Józef Trojak

Personal information
- Date of birth: 21 March 1966
- Place of birth: Grębanin, Poland
- Date of death: 4 February 2014 (aged 47)
- Place of death: Wałbrzych, Poland
- Height: 1.87 m (6 ft 2 in)
- Position(s): Defender

Senior career*
- Years: Team / Apps / (Gls)
- LKS Jankowy
- 1984–1989: Górnik Wałbrzych / 28 / (0)
- 1989: Śląsk Wrocław / 8 / (0)
- 1990: Górnik Wałbrzych
- 1991: LKS Jankowy

= Józef Trojak =

Polish footballer (1966–2014)

Józef Trojak (21 March 1966 – 4 February 2014) was a Polish footballer who played as a defender.
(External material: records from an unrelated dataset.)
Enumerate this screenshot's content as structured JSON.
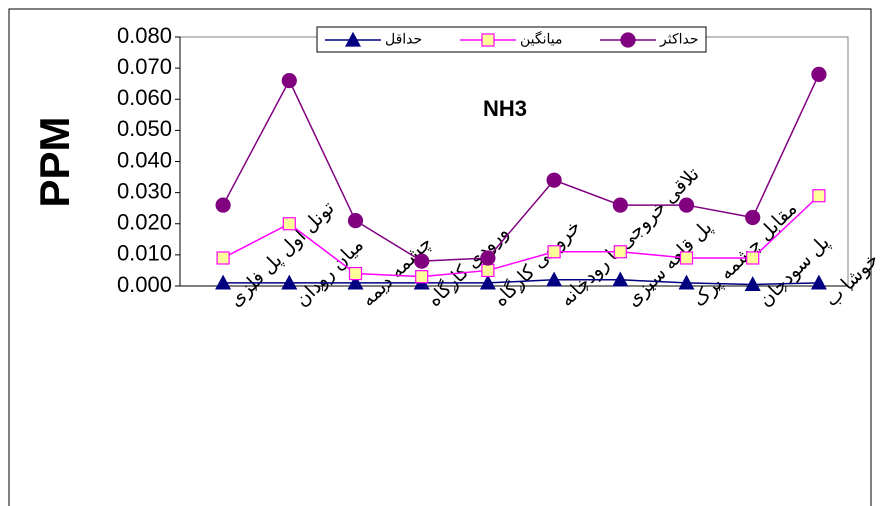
{
  "chart_data": {
    "type": "line",
    "title": "NH3",
    "y_label": "PPM",
    "categories": [
      "تونل اول پل فلزی",
      "میان رودان",
      "چشمه دیمه",
      "ورودی کارگاه",
      "خروجی کارگاه",
      "تلاقی خروجی با رودخانه",
      "پل قلعه سبزی",
      "مقابل چشمه پرک",
      "پل سودجان",
      "خوشا ب"
    ],
    "series": [
      {
        "name": "حداقل",
        "color": "#000080",
        "marker": "triangle",
        "marker_fill": "#000080",
        "values": [
          0.001,
          0.001,
          0.001,
          0.001,
          0.001,
          0.002,
          0.002,
          0.001,
          0.0005,
          0.001
        ]
      },
      {
        "name": "میانگین",
        "color": "#ff00ff",
        "marker": "square",
        "marker_fill": "#ffff99",
        "values": [
          0.009,
          0.02,
          0.004,
          0.003,
          0.005,
          0.011,
          0.011,
          0.009,
          0.009,
          0.029
        ]
      },
      {
        "name": "حداکثر",
        "color": "#800080",
        "marker": "circle",
        "marker_fill": "#800080",
        "values": [
          0.026,
          0.066,
          0.021,
          0.008,
          0.009,
          0.034,
          0.026,
          0.026,
          0.022,
          0.068
        ]
      }
    ],
    "ylim": [
      0,
      0.08
    ],
    "yticks": [
      {
        "value": 0,
        "label": "0.000"
      },
      {
        "value": 0.01,
        "label": "0.010"
      },
      {
        "value": 0.02,
        "label": "0.020"
      },
      {
        "value": 0.03,
        "label": "0.030"
      },
      {
        "value": 0.04,
        "label": "0.040"
      },
      {
        "value": 0.05,
        "label": "0.050"
      },
      {
        "value": 0.06,
        "label": "0.060"
      },
      {
        "value": 0.07,
        "label": "0.070"
      },
      {
        "value": 0.08,
        "label": "0.080"
      }
    ],
    "legend": "top"
  }
}
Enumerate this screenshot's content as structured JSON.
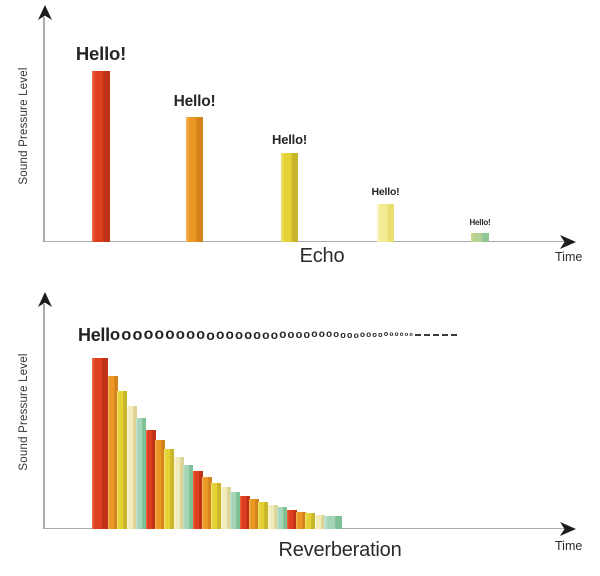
{
  "figure": {
    "background": "#ffffff",
    "text_color": "#2d2d2d",
    "axis_line_color": "#ababab",
    "arrow_color": "#1c1c1c"
  },
  "palette": {
    "red": {
      "light": "#ee6a42",
      "main": "#dc3e1e",
      "dark": "#c03218"
    },
    "orange": {
      "light": "#f4b85e",
      "main": "#eb9723",
      "dark": "#d3821c"
    },
    "yellow": {
      "light": "#efe277",
      "main": "#e4d234",
      "dark": "#c9b52a"
    },
    "pale_yellow": {
      "light": "#faf7c8",
      "main": "#f3ec94",
      "dark": "#e9df6f"
    },
    "green": {
      "light": "#ced98d",
      "main": "#b3d190",
      "dark": "#8fc795"
    },
    "cream": {
      "light": "#faf6d6",
      "main": "#f1ebbc",
      "dark": "#ddd392"
    },
    "teal": {
      "light": "#c8e3d1",
      "main": "#a6d4b6",
      "dark": "#7ec095"
    }
  },
  "chart_data": [
    {
      "type": "bar",
      "panel": "echo",
      "title": "Echo",
      "xlabel": "Time",
      "ylabel": "Sound Pressure Level",
      "bar_labels": [
        "Hello!",
        "Hello!",
        "Hello!",
        "Hello!",
        "Hello!"
      ],
      "values": [
        100,
        73,
        52,
        22,
        5
      ],
      "colors": [
        "red",
        "orange",
        "yellow",
        "pale_yellow",
        "green"
      ],
      "ylim": [
        0,
        115
      ],
      "axes": "arrow axes, no ticks, no gridlines",
      "note": "five separated bars, each quieter repeat of Hello!"
    },
    {
      "type": "bar",
      "panel": "reverberation",
      "title": "Reverberation",
      "xlabel": "Time",
      "ylabel": "Sound Pressure Level",
      "annotation_parts": {
        "prefix": "Hell",
        "o_count": 38,
        "dash_count": 5
      },
      "values": [
        100,
        89.7,
        80.5,
        72.2,
        64.7,
        58.1,
        52.1,
        46.7,
        41.9,
        37.6,
        33.7,
        30.2,
        27.1,
        24.3,
        21.8,
        19.6,
        17.6,
        15.8,
        14.1,
        12.7,
        11.4,
        10.2,
        9.2,
        8.2,
        7.4
      ],
      "colors": [
        "red",
        "orange",
        "yellow",
        "cream",
        "teal",
        "red",
        "orange",
        "yellow",
        "cream",
        "teal",
        "red",
        "orange",
        "yellow",
        "cream",
        "teal",
        "red",
        "orange",
        "yellow",
        "cream",
        "teal",
        "red",
        "orange",
        "yellow",
        "cream",
        "teal"
      ],
      "ylim": [
        0,
        115
      ],
      "axes": "arrow axes, no ticks, no gridlines",
      "note": "continuous wall of decaying bars, one smeared Helloooo..."
    }
  ]
}
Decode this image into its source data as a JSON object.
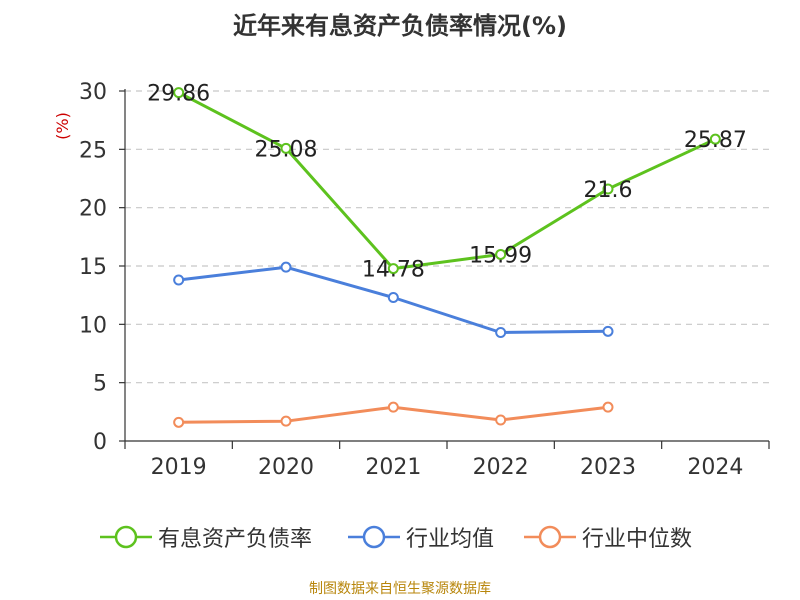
{
  "title": "近年来有息资产负债率情况(%)",
  "footer": "制图数据来自恒生聚源数据库",
  "chart_data": {
    "type": "line",
    "title": "近年来有息资产负债率情况(%)",
    "ylabel": "(%)",
    "xlabel": "",
    "categories": [
      "2019",
      "2020",
      "2021",
      "2022",
      "2023",
      "2024"
    ],
    "ylim": [
      0,
      30
    ],
    "yticks": [
      0,
      5,
      10,
      15,
      20,
      25,
      30
    ],
    "grid": true,
    "legend_position": "bottom",
    "series": [
      {
        "name": "有息资产负债率",
        "color": "#5dc21e",
        "values": [
          29.86,
          25.08,
          14.78,
          15.99,
          21.6,
          25.87
        ],
        "data_labels": [
          "29.86",
          "25.08",
          "14.78",
          "15.99",
          "21.6",
          "25.87"
        ]
      },
      {
        "name": "行业均值",
        "color": "#4a7fdb",
        "values": [
          13.8,
          14.9,
          12.3,
          9.3,
          9.4,
          null
        ]
      },
      {
        "name": "行业中位数",
        "color": "#f28c5a",
        "values": [
          1.6,
          1.7,
          2.9,
          1.8,
          2.9,
          null
        ]
      }
    ]
  }
}
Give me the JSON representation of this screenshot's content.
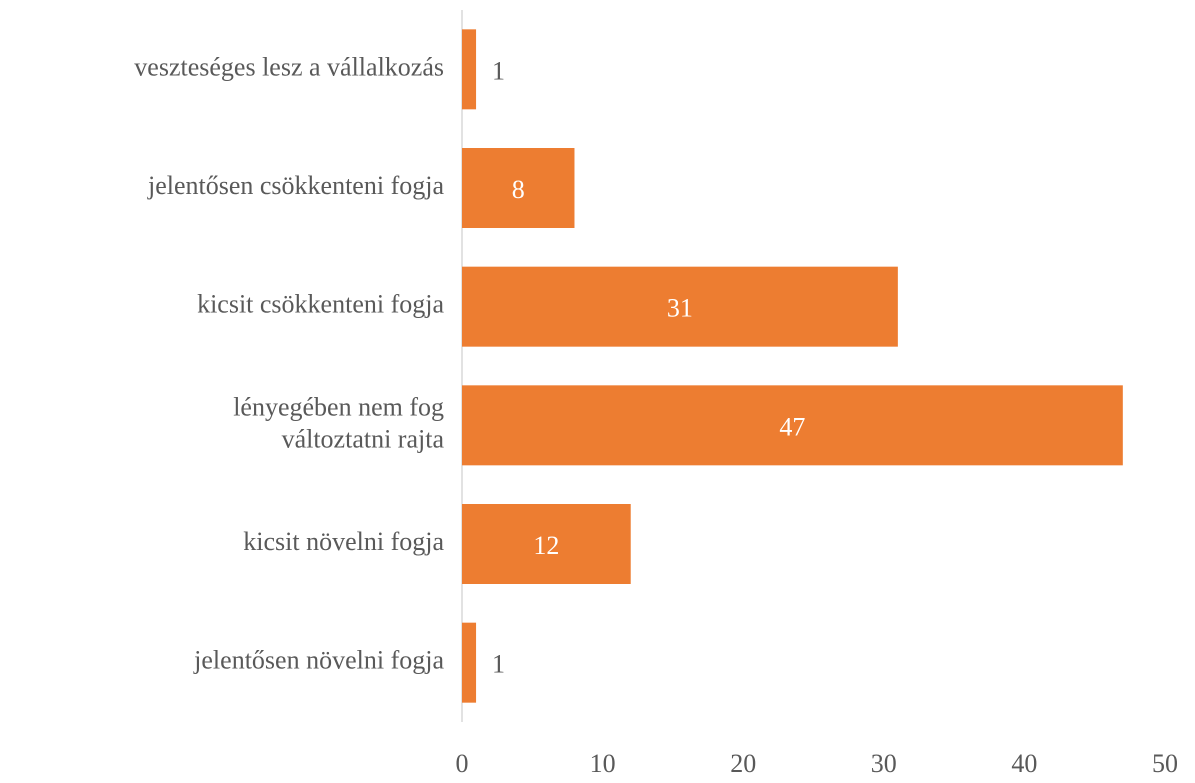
{
  "chart_data": {
    "type": "barh",
    "categories": [
      "veszteséges lesz a vállalkozás",
      "jelentősen csökkenteni fogja",
      "kicsit csökkenteni fogja",
      "lényegében nem fog\nváltoztatni rajta",
      "kicsit növelni fogja",
      "jelentősen növelni fogja"
    ],
    "values": [
      1,
      8,
      31,
      47,
      12,
      1
    ],
    "color": "#ed7d31",
    "xlim": [
      0,
      50
    ],
    "xticks": [
      0,
      10,
      20,
      30,
      40,
      50
    ],
    "grid": false
  }
}
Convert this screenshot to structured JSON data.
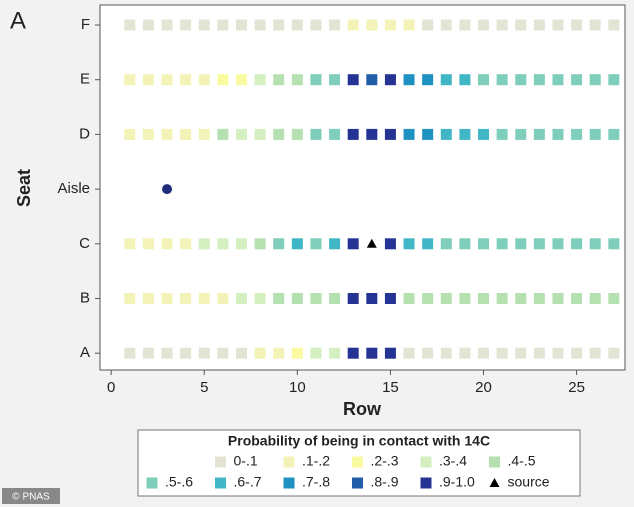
{
  "panel_label": "A",
  "credit": "© PNAS",
  "chart_data": {
    "type": "heatmap",
    "xlabel": "Row",
    "ylabel": "Seat",
    "xlim": [
      -0.6,
      27.6
    ],
    "xticks": [
      0,
      5,
      10,
      15,
      20,
      25
    ],
    "x": [
      1,
      2,
      3,
      4,
      5,
      6,
      7,
      8,
      9,
      10,
      11,
      12,
      13,
      14,
      15,
      16,
      17,
      18,
      19,
      20,
      21,
      22,
      23,
      24,
      25,
      26,
      27
    ],
    "seats": [
      "F",
      "E",
      "D",
      "Aisle",
      "C",
      "B",
      "A"
    ],
    "cells": [
      [
        0,
        0,
        0,
        0,
        0,
        0,
        0,
        0,
        0,
        0,
        0,
        0,
        1,
        1,
        1,
        1,
        0,
        0,
        0,
        0,
        0,
        0,
        0,
        0,
        0,
        0,
        0
      ],
      [
        1,
        1,
        1,
        1,
        1,
        2,
        2,
        3,
        4,
        4,
        5,
        5,
        9,
        8,
        9,
        7,
        7,
        6,
        6,
        5,
        5,
        5,
        5,
        5,
        5,
        5,
        5
      ],
      [
        1,
        1,
        1,
        1,
        1,
        4,
        3,
        3,
        4,
        4,
        5,
        5,
        9,
        9,
        9,
        7,
        7,
        6,
        6,
        6,
        5,
        5,
        5,
        5,
        5,
        5,
        5
      ],
      null,
      [
        1,
        1,
        1,
        1,
        3,
        3,
        3,
        4,
        5,
        6,
        5,
        6,
        9,
        10,
        9,
        6,
        6,
        5,
        5,
        5,
        5,
        5,
        5,
        5,
        5,
        5,
        5
      ],
      [
        1,
        1,
        1,
        1,
        1,
        1,
        3,
        3,
        4,
        4,
        4,
        4,
        9,
        9,
        9,
        4,
        4,
        4,
        4,
        4,
        4,
        4,
        4,
        4,
        4,
        4,
        4
      ],
      [
        0,
        0,
        0,
        0,
        0,
        0,
        0,
        1,
        1,
        2,
        3,
        3,
        9,
        9,
        9,
        0,
        0,
        0,
        0,
        0,
        0,
        0,
        0,
        0,
        0,
        0,
        0
      ]
    ],
    "aisle_point": {
      "x": 3,
      "color": "#1f2d7a"
    },
    "legend": {
      "title": "Probability of being in contact with 14C",
      "labels": [
        "0-.1",
        ".1-.2",
        ".2-.3",
        ".3-.4",
        ".4-.5",
        ".5-.6",
        ".6-.7",
        ".7-.8",
        ".8-.9",
        ".9-1.0",
        "source"
      ],
      "colors": [
        "#e4e4d4",
        "#f3f3b8",
        "#fafaa0",
        "#d4efc0",
        "#b5e0b0",
        "#7fcdbb",
        "#41b6c4",
        "#1d91c0",
        "#225ea8",
        "#253494",
        "#000000"
      ]
    }
  }
}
Trojak made his debut for Górnik Wałbrzych in 1983. The team won the First League that year. He stayed for six years at the club, then transferred to Śląsk Wrocław for a year. At the end of the 1989–90 season, he returned to Wałbrzych, where he retired at the end of the 1990–91 season at the age of 35. He went on to become a coach.

He died after suffering a heart failure on 4 February 2014 in Wałbrzych at the age of 47.

His son Miłosz is a professional footballer, currently playing for Ekstraklasa club Korona Kielce.